Pessoas gritam e exibem bandeiras do Brasil das janelas de um ônibus; uma pessoa mostra um pedaço de papel em que está escrito "SOS Forças Armadas"
Bolsonaristas detidos no acampamento golpista em frente ao QG do Exército em Brasília na manhã seguinte aos ataques às sedes dos Três Poderes gritam, pedem socorro às Forças Armadas e mostram bandeiras na chegada à superintendência da Polícia Federal - Pedro Ladeira - 9.jan.23/Folhapress

Foi George Orwell quem primeiro enxergou na linguagem política a secreta destinação de fazer com que "o crime se torne respeitável". Como a delituosa escamoteação da verdade sempre foi intrínseca à luta pelo controle do Estado, a afirmação visa prioritariamente efeitos colaterais do exercício do poder. A atualidade do escritor comprova-se na vida brasileira, onde se faz politicamente pertinente a sua tese de que "numa época de mentiras universais, dizer a verdade é revolucionário".

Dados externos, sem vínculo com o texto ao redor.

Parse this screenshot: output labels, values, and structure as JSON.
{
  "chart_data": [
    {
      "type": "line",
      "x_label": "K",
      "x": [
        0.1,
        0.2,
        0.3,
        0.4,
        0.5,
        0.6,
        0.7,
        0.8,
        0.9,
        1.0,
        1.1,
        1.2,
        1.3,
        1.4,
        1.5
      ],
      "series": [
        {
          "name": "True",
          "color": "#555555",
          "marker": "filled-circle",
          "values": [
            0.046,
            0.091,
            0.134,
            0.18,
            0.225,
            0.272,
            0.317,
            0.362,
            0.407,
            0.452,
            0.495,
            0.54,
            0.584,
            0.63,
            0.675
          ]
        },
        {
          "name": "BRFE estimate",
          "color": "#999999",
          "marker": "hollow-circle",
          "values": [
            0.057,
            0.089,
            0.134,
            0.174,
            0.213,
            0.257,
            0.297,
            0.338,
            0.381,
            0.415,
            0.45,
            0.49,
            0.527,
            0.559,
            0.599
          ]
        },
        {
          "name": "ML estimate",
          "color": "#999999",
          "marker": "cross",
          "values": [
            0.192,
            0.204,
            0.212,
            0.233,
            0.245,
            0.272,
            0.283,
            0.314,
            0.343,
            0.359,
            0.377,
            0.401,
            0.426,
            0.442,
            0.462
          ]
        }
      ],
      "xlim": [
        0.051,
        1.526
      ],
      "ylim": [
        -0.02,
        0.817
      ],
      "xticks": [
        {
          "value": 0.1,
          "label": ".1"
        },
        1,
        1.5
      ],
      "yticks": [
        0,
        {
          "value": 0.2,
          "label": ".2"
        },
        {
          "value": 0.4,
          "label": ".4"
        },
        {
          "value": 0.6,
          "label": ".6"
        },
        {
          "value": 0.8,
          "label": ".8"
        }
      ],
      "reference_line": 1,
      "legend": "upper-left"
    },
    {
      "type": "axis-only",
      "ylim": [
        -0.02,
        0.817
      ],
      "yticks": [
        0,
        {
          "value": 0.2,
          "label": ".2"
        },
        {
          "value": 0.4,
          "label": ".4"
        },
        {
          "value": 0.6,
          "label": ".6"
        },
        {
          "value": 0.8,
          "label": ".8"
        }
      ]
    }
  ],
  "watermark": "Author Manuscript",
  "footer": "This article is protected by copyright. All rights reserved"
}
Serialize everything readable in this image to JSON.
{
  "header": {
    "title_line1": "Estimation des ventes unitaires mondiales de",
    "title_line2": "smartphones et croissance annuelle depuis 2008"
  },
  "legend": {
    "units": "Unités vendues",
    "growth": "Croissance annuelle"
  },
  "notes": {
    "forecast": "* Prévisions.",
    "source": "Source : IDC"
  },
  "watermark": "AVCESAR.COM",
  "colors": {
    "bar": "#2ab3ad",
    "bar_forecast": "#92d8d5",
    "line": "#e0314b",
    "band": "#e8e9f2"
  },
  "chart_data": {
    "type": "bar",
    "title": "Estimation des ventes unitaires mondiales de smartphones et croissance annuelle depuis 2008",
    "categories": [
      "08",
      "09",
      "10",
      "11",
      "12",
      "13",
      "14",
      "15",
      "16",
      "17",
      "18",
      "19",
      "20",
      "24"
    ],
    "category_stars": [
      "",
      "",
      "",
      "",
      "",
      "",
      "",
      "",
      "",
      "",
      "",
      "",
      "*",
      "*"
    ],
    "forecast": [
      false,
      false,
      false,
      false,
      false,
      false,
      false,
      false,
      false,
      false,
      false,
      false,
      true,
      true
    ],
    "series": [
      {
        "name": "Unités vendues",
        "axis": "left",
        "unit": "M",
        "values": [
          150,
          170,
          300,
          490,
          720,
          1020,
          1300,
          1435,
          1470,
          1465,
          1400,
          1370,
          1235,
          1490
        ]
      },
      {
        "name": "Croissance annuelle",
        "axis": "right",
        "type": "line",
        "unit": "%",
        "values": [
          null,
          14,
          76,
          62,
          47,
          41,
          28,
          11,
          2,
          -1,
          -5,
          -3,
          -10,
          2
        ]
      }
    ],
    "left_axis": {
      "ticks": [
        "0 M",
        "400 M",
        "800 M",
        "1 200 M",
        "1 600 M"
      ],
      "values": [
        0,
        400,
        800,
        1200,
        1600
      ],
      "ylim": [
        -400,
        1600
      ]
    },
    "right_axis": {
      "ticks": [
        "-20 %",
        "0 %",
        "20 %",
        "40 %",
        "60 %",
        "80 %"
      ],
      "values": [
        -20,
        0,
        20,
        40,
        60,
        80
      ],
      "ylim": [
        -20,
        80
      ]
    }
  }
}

Na linha de Orwell, a lógica do crime é maior que a da lei. De fato, na vida prática, mais importa a conduta, que pode ser existencialmente lesiva em aspectos não legalmente codificados. A lei, por sua vez, visa geralmente a garantir elites contra as classes desfavorecidas. Mas não pertence à pobreza a raiz do fenômeno criminoso (aliás, os pobres salvaram eleitoralmente o país), e sim à miséria humana, à aliança interna com a escuridão. Em sua amplitude, o crime configura todo dano ético à sociedade. Por exemplo, a tortura, assim como sua apologia pública.

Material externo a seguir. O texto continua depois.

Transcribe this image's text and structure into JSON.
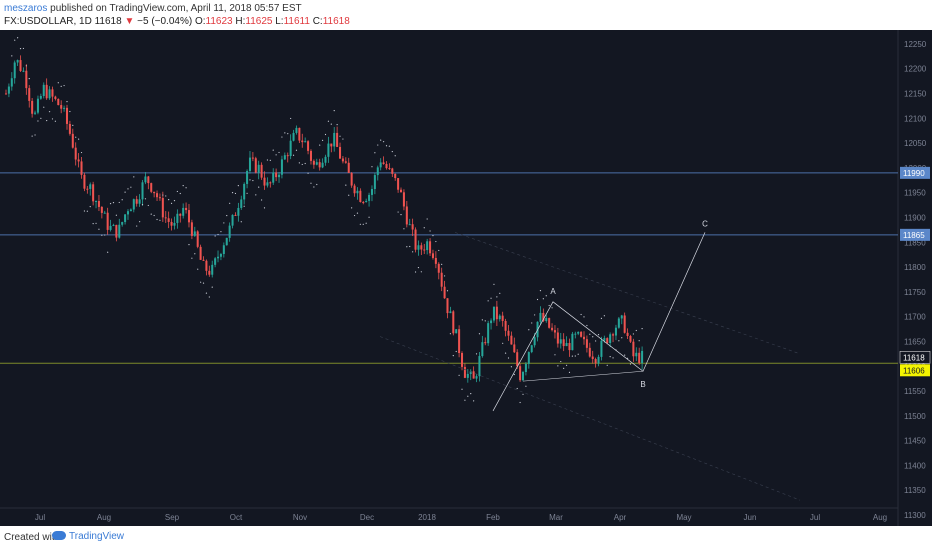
{
  "header": {
    "author": "meszaros",
    "published_text": "published on TradingView.com, April 11, 2018 05:57 EST",
    "symbol": "FX:USDOLLAR, 1D",
    "last": "11618",
    "change": "−5 (−0.04%)",
    "o_label": "O:",
    "o_value": "11623",
    "h_label": "H:",
    "h_value": "11625",
    "l_label": "L:",
    "l_value": "11611",
    "c_label": "C:",
    "c_value": "11618"
  },
  "footer": {
    "created_with": "Created with",
    "brand": "TradingView"
  },
  "colors": {
    "background": "#131722",
    "up": "#26a69a",
    "down": "#ef5350",
    "level_line": "#4c6fa8",
    "support_line": "#7d8a2a",
    "last_price_tag": "#131722",
    "support_tag": "#f4f400",
    "level_tag": "#5b87c9"
  },
  "chart_data": {
    "type": "candlestick",
    "symbol": "FX:USDOLLAR",
    "interval": "1D",
    "x_ticks": [
      "Jul",
      "Aug",
      "Sep",
      "Oct",
      "Nov",
      "Dec",
      "2018",
      "Feb",
      "Mar",
      "Apr",
      "May",
      "Jun",
      "Jul",
      "Aug"
    ],
    "y_ticks": [
      12250,
      12200,
      12150,
      12100,
      12050,
      12000,
      11950,
      11900,
      11850,
      11800,
      11750,
      11700,
      11650,
      11600,
      11550,
      11500,
      11450,
      11400,
      11350,
      11300
    ],
    "ylim": [
      11290,
      12270
    ],
    "close_path": [
      12150,
      12220,
      12190,
      12100,
      12160,
      12140,
      12120,
      12060,
      11980,
      11960,
      11920,
      11880,
      11870,
      11920,
      11940,
      11980,
      11950,
      11900,
      11880,
      11920,
      11870,
      11800,
      11790,
      11840,
      11880,
      11940,
      12010,
      12000,
      11960,
      11990,
      12030,
      12070,
      12050,
      12000,
      12030,
      12060,
      12010,
      11970,
      11940,
      11950,
      12020,
      11990,
      11960,
      11890,
      11830,
      11850,
      11820,
      11730,
      11670,
      11590,
      11570,
      11640,
      11710,
      11690,
      11640,
      11580,
      11640,
      11700,
      11680,
      11650,
      11640,
      11660,
      11640,
      11620,
      11650,
      11680,
      11690,
      11620,
      11618
    ],
    "horizontal_levels": [
      {
        "value": 11990,
        "label": "11990"
      },
      {
        "value": 11865,
        "label": "11865"
      }
    ],
    "support_line": {
      "value": 11606,
      "label": "11606"
    },
    "last_price": {
      "value": 11618,
      "label": "11618"
    },
    "wave_points": [
      {
        "label": "A",
        "value": 11730
      },
      {
        "label": "B",
        "value": 11590
      },
      {
        "label": "C",
        "value": 11870
      }
    ]
  }
}
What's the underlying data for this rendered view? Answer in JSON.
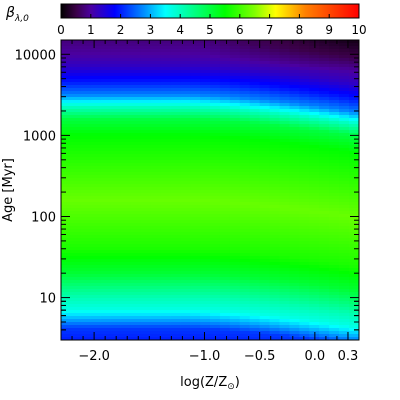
{
  "chart_data": {
    "type": "heatmap",
    "title": "",
    "colorbar": {
      "label_symbol": "β",
      "label_subscript": "λ,0",
      "range": [
        0,
        10
      ],
      "ticks": [
        0,
        1,
        2,
        3,
        4,
        5,
        6,
        7,
        8,
        9,
        10
      ],
      "tick_labels": [
        "0",
        "1",
        "2",
        "3",
        "4",
        "5",
        "6",
        "7",
        "8",
        "9",
        "10"
      ],
      "colormap": "rainbow-black-blue-cyan-green-yellow-red",
      "placement": "top"
    },
    "x_axis": {
      "label": "log(Z/Z",
      "label_symbol": "⊙",
      "label_suffix": ")",
      "range": [
        -2.3,
        0.4
      ],
      "ticks": [
        -2.0,
        -1.0,
        -0.5,
        0.0,
        0.3
      ],
      "tick_labels": [
        "−2.0",
        "−1.0",
        "−0.5",
        "0.0",
        "0.3"
      ]
    },
    "y_axis": {
      "label": "Age [Myr]",
      "scale": "log",
      "range": [
        3,
        15000
      ],
      "ticks": [
        10,
        100,
        1000,
        10000
      ],
      "tick_labels": [
        "10",
        "100",
        "1000",
        "10000"
      ]
    },
    "grid": false,
    "age_profile": [
      {
        "log_age": 0.48,
        "value": 2.0
      },
      {
        "log_age": 0.62,
        "value": 2.2
      },
      {
        "log_age": 0.72,
        "value": 2.9
      },
      {
        "log_age": 0.85,
        "value": 3.7
      },
      {
        "log_age": 1.0,
        "value": 4.1
      },
      {
        "log_age": 1.3,
        "value": 5.1
      },
      {
        "log_age": 1.6,
        "value": 5.7
      },
      {
        "log_age": 2.0,
        "value": 6.1
      },
      {
        "log_age": 2.2,
        "value": 6.3
      },
      {
        "log_age": 2.5,
        "value": 6.0
      },
      {
        "log_age": 2.8,
        "value": 5.7
      },
      {
        "log_age": 3.0,
        "value": 5.5
      },
      {
        "log_age": 3.2,
        "value": 5.0
      },
      {
        "log_age": 3.35,
        "value": 4.0
      },
      {
        "log_age": 3.5,
        "value": 2.7
      },
      {
        "log_age": 3.65,
        "value": 2.0
      },
      {
        "log_age": 3.85,
        "value": 1.3
      },
      {
        "log_age": 4.0,
        "value": 1.0
      },
      {
        "log_age": 4.17,
        "value": 0.8
      }
    ],
    "metallicity_trend": "high-value band shifts to younger ages and upper region darkens toward high metallicity (log Z/Zsun > -0.5)"
  }
}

É clara, assim, a natureza terrorista do vandalismo, da sabotagem elétrica e do caminhão-bomba, apesar da duvidosa tipificação legal. Inconteste é o crime tramado de lesa-instituição de paisanos e fardados: as falanges do Inominável e seus generais. Toda ideologia aspira à publicidade, mas é como se o crime fosse uma ideologia das sombras. E, na falta de bingos ou outros fetiches, a mancomunação delituosa pode confortar idosos, carentes de objetivos vitais e instrumentalizados pela perversão do gozo.

Talvez demore para se aquilatar toda a gravidade da delinquência antidemocrática, à qual não escapam autoridades, religiosos, médicos e o próprio Legislativo. Por enquanto, para um reequilíbrio realista, vale ponderar sobre miúdos episódios sintomáticos. Num deles, uma invasora detida em Brasília queixava-se: "Estão nos tratando como presos". Ou seja, a coautora de um dos atentados mais infames contra a República brasileira ignorava a sua condição criminosa. Por alienação de classe ou por negação digital da realidade, o delírio privilegiado obscurecia a enormidade da violência. É que "cidadãos de bens" (e não "do bem") são embalados pela cantilena fascista do crime respeitável.